As jurors heard in a 2019 recording, Downs denied to investigators that he ever had contact with Sergie. He declined to testify at trial.

“We do not know what Sophie did Saturday night [April 24],” defense attorney Howaniec said. “We don’t know if she went to a party. We don’t know who she hung out with. We do know she had an eclectic group of friends, some of them up on the third floor where Steven Downs lived.”

The defense asserted that Downs was with his girlfriend and other students watching movies and drinking, but the prosecution asserted that Downs still could have committed the act.

“In fact what she said was, he was in and out of her room, that he wasn’t there the whole night, particularly in the very early hours of April 26th,” Special Prosecutor Jenna Gruenstein. “She knew that he wasn’t there because that was when Bill Wilson tried to kiss her. And she knew for sure, Mr.
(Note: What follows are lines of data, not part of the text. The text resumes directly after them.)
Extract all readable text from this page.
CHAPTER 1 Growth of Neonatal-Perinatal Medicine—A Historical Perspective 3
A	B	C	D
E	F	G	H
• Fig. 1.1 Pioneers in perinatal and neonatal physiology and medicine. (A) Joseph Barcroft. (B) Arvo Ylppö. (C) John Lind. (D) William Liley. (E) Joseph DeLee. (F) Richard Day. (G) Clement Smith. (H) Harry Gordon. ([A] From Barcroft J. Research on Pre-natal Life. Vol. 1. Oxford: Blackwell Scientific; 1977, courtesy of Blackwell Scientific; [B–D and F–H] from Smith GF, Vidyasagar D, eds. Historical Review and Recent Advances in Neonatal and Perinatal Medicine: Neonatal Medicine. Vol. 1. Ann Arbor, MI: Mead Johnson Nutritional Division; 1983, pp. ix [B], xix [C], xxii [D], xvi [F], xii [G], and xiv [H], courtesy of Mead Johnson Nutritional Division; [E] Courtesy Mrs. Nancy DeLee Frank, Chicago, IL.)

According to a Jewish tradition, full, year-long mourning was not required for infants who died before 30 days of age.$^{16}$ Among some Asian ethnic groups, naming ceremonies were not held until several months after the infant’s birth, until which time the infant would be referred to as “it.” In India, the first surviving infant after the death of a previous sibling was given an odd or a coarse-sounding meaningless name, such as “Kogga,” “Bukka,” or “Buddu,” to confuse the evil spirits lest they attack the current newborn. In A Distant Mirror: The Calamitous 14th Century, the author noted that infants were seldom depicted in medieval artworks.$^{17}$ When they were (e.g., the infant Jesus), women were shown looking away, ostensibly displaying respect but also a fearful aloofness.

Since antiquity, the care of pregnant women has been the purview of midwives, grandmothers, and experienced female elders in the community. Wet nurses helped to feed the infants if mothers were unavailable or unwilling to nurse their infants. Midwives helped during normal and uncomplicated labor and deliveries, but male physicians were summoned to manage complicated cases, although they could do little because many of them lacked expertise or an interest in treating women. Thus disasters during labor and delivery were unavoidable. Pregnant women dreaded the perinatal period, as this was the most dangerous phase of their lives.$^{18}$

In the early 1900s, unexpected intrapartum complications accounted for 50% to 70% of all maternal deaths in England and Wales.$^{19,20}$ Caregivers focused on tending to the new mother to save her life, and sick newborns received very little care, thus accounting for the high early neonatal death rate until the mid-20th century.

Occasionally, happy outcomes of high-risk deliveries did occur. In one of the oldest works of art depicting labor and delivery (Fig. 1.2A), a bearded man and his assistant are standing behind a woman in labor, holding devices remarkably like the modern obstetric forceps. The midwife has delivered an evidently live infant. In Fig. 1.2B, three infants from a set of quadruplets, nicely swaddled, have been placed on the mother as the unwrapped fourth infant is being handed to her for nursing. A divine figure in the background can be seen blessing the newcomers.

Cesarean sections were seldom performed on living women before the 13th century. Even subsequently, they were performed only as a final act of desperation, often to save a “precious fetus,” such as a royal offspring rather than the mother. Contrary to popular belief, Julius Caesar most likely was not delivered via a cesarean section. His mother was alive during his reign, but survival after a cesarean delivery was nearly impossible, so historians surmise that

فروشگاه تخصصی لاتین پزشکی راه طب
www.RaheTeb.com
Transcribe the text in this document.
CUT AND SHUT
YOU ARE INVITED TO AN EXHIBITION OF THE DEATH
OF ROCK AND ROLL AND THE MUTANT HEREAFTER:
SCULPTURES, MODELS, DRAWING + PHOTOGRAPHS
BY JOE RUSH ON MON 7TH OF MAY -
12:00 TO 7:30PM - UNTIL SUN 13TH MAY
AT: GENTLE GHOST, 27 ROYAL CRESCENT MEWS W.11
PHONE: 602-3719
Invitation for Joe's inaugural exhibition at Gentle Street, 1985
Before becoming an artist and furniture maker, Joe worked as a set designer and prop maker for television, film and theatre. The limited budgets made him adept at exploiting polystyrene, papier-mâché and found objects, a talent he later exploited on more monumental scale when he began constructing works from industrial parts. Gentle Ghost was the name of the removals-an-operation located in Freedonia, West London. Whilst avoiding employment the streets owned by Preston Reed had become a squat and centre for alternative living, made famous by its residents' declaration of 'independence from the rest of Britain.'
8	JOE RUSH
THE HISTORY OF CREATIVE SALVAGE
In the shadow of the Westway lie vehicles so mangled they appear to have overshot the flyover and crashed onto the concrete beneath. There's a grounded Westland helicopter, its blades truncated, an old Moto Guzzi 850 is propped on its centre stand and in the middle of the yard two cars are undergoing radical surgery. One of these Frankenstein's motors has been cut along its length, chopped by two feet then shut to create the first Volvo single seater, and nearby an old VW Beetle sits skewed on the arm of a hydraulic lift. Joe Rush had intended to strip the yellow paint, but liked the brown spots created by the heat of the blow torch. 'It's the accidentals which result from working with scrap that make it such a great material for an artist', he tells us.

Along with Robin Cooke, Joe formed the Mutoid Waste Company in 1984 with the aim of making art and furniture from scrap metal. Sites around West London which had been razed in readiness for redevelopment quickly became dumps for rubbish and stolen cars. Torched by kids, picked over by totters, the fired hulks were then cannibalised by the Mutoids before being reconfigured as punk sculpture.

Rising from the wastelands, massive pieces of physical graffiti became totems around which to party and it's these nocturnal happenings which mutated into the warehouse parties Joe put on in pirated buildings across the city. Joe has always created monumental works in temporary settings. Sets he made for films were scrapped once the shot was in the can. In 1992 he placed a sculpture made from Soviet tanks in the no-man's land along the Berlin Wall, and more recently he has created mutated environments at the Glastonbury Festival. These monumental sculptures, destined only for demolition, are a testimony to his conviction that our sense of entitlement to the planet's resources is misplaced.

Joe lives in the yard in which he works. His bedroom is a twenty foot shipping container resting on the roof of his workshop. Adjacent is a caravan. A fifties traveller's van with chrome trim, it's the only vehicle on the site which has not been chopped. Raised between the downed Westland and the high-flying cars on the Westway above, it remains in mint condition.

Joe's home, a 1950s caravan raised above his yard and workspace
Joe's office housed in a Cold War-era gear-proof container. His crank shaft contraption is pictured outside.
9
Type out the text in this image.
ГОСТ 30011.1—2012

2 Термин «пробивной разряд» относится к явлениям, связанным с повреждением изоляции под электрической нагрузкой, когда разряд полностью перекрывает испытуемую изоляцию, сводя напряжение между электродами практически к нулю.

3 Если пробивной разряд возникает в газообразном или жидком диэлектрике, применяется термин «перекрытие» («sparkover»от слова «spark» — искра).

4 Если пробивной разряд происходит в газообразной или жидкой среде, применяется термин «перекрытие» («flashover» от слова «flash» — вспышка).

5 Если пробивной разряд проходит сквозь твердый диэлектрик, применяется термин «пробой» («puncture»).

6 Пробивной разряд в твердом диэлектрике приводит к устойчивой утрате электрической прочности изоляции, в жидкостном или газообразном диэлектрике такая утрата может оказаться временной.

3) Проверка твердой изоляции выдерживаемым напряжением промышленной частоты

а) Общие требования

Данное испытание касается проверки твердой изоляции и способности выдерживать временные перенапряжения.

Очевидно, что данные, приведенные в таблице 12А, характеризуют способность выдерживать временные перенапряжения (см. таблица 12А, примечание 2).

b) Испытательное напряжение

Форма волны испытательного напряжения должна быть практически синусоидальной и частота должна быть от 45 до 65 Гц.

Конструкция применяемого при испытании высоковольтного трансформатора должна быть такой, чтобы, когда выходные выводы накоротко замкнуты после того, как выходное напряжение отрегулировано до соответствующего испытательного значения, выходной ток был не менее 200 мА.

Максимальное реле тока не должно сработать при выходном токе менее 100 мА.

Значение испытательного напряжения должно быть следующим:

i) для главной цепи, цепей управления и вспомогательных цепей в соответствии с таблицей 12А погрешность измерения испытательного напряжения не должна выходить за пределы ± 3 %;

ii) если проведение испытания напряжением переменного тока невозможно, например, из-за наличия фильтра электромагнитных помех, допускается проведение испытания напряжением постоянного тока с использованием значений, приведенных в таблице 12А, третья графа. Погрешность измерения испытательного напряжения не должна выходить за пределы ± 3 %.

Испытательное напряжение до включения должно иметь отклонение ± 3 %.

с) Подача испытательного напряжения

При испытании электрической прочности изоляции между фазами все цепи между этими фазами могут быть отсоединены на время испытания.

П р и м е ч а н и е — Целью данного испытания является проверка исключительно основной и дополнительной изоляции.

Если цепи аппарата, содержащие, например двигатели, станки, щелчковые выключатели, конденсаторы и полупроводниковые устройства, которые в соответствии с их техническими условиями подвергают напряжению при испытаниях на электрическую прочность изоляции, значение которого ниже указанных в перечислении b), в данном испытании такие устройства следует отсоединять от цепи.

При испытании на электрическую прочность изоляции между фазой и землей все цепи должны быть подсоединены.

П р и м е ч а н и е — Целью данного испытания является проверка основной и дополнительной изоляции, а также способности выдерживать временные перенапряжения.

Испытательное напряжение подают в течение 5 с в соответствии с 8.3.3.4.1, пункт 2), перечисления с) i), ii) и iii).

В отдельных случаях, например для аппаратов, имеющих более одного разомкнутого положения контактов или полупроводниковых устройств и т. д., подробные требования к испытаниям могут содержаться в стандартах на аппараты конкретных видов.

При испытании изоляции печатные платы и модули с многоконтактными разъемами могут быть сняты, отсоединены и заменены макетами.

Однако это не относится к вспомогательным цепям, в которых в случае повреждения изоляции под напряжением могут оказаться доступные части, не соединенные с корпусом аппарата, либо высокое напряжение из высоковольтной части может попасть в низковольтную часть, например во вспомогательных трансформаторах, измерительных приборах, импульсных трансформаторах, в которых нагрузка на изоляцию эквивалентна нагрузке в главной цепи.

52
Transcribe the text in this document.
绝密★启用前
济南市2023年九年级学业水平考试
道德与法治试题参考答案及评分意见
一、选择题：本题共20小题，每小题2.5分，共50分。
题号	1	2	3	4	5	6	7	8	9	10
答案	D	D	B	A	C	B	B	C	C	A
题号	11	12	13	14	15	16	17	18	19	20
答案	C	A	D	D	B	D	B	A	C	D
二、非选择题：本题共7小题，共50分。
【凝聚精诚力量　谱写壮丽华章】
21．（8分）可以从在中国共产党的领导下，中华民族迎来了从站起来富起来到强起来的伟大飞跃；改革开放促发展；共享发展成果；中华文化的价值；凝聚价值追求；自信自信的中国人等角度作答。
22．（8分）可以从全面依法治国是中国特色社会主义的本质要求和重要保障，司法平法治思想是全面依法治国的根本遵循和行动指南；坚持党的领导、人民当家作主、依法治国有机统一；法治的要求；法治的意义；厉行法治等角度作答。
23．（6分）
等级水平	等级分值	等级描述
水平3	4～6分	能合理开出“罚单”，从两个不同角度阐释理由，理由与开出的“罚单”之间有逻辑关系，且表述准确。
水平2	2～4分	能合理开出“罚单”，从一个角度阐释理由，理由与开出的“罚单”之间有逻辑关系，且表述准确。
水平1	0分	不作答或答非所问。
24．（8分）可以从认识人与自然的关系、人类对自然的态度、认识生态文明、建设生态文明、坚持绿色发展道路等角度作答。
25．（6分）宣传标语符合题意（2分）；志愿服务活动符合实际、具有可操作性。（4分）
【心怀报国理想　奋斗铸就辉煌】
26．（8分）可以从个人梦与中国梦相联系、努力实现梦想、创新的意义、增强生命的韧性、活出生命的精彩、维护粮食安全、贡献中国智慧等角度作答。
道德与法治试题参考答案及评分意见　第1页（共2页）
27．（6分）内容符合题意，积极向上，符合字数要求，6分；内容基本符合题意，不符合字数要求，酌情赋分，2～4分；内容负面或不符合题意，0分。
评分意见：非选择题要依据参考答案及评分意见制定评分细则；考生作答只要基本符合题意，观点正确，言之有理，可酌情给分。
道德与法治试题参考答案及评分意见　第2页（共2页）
Downs wasn’t in the room when that happened.”

Howaniec suggested that bystanders tainted the bathroom crime scene before state troopers arrived.

“The crime scene had been corrupted,” he said. “Some 19 people including students and possibly even the media had been to the bathtub scene before Jim and his team arrived.”

He suggested that Downs could never do something like this.

“Some of them like Nick, who became lifelong friends, paint a picture of a happy, well-adjusted kid from Maine,” he said. “Nick testified that he could never in a million years fathom that Steve could have done something like this.”

The defense acknowledged that Downs actually owned a .22 caliber gun, but they said he purchased it in 2015. Forensic experts testified they could not match the fatal bullet with the suspect gun because the round was too damaged.

Sergie’s brother Alexie Sergie said he forgave Downs but would not forget. The siblings’ mother died in 2021.

“On special occasions, she’d just burst out crying for a little bit,” Alexie said, according to Alaska’s News Source. “And she’d start a prayer and start praying. … I said to myself, you know, one of these days they’ll find they guy, they will find him. Nobody can hide for so long.”